No son sólo noticias
El ser humano es cada día un poco más sabio, o eso es lo que culturalmente entendemos cuando experimentamos ciertas emociones y sentimientos que la vida nos prepara en el camino. Dentro de ese cóctel hermoso, y no tanto, se esconde lo más lindo, y a la vez, lo más doloroso que deberíamos sentir: el amor. ¿Quién no ha amado alguna vez en la vida?
No importa género, edad o características físicas, el amor surge porque una chispa prendió en nosotros cuando dos ojos se encontraron, dos manos se rozaron o quizás porque dos pensamientos se cruzaron en el aire. La mayoría de las veces (o diría todas) no lo buscamos, está ahí, uniforme y sin nombre. Pero así como lo encontramos tendemos a perderlo muy rápido, casi sin saber que lo hicimos hasta que estamos lejos en tiempo y espacio.
Revisando cajones del pasado encontré una foto que me hizo recordar rápidamente uno de esos pensamientos cruzados en el aire. De vez en cuando se posa frente a mis ojos por unos segundos cuando no tengo nada en qué pensar. Imágenes nítidas pasan como una película de cine mudo (las palabras se entrecruzan y llegan a perderse entre los recuerdos sin poder descifrarlas).
Épocas de felicidad allá por los comienzos del nuevo milenio me traen esta historia que, por más que la repaso, no cambiaría absolutamente nada de su esencia. Pasó todo como debió pasar y al hacerlo así dejó la huella para siempre, por lo menos para mí.
Transcurría el comienzo de ese año cuando vi sus ojos por primera vez. En instancias normales hubiese sido una charla entre un hombre y una mujer, pero en sus expresiones yo encontré algo más. No pude explicar qué fue lo que sentí en ese momento, sino hasta mucho tiempo después, cuando finalmente entendí. Su profesión nos permitía encuentros fugaces, dado a que sólo podíamos vernos por la mañana, que es cuando las noticias fluyen sobre los periódicos y desean ser leídas.
Desde la primera vez que cruzamos miradas hasta que me animé a hablarle pasaron unos cuantos meses, recuerdo la vergüenza que sentía cuando apenas me acercaba a unos metros de él. Pero junté fuerzas y me lancé a ese nuevo desafío. Primero fueron conversaciones triviales, casi sin sentido, pero después fueron un poco más allá. Logré conocer apenas un hilo de su vida y su pasado, unos granos del inmenso arenero. Aunque, debo admitir, que la mayoría del tiempo no podía dejar de ver el claro de sus ojos grises, aunque cambiaban de color según cómo le pegaba la luz del sol en las pupilas. Imaginé una vida entera con él, cómo sería como pareja, como padre, como compañero. Tenía todas las cualidades del hombre perfecto, del príncipe azul, que me salvaba de las garras del malévolo destino. En algunas visiones lograba hacerme sentir como si no necesitara nada más.

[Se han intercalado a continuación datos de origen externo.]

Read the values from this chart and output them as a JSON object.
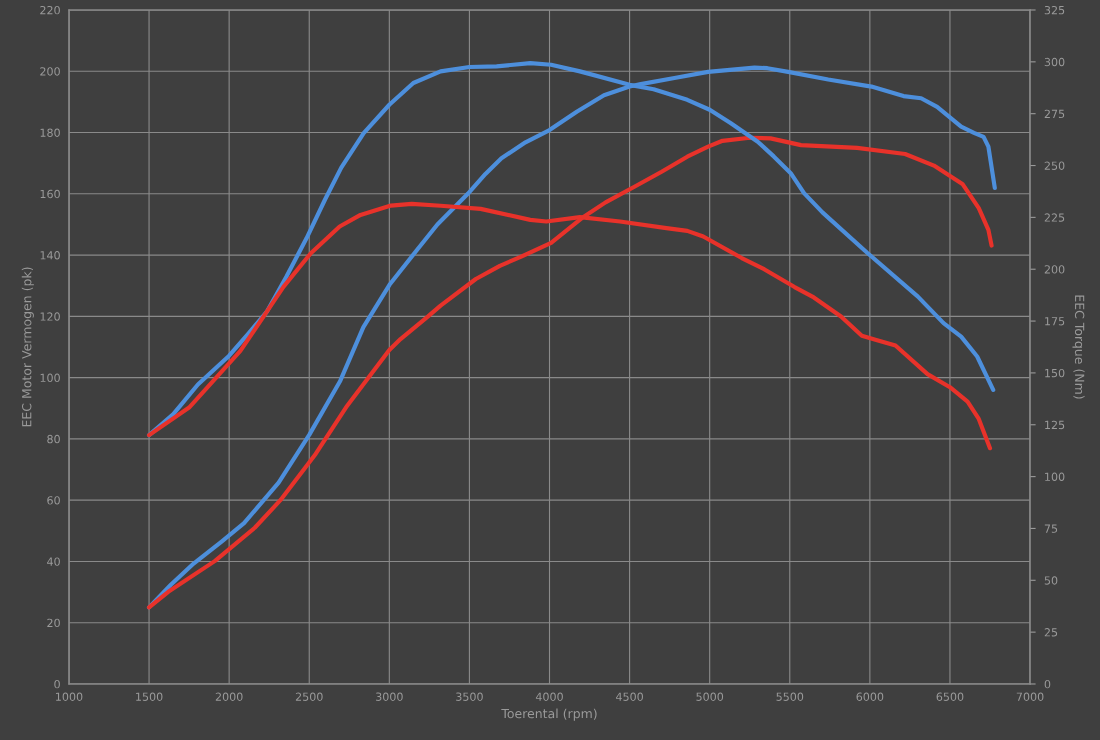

Pasadas las semanas, días y estaciones del año, llegó el ansiado verano. Ese verano en especial sería trascendental para nuestra relación (por lo menos en mi mente era lo que teníamos), ya que compartiríamos algunas salidas y paseos fuera de nuestros dominios personales. No fueron muchas pero sí fueron casi perfectas, y digo casi porque el círculo nunca terminó de cerrarse. Noté cuánto amaba a su familia, que había perdido a su padre de muy joven y que era él quien se ocupaba de que no les faltara nada. El perfil que siempre imaginé que tenía.
El tiempo pasó y nuestros caminos tomaron direcciones contrarias demasiado rápido. Él dejó su puesto de trabajo y yo cambié mi hogar por otro lejano. Si bien mi intención nunca fue dejarlo ir, fue el tiempo y el destino que decidió por mí. No llegué a despedirme y tampoco a revelarle mi gran secreto, ese amor que sigo guardando en un cajón y en el fondo de mi alma.
Cuando dejé de tener noticias suyas, una sensación de ahogo me atrapó por unos días. Dormía incómoda y tenía sueños extraños. No entendía qué era hasta que supe que ese ahogo era el amor intentando escapar de mi pecho. Iban cayendo las hojas del calendario y la opresión se iba lentamente. Dejó de doler cuando lo acepté, había amado y no había sido correspondido.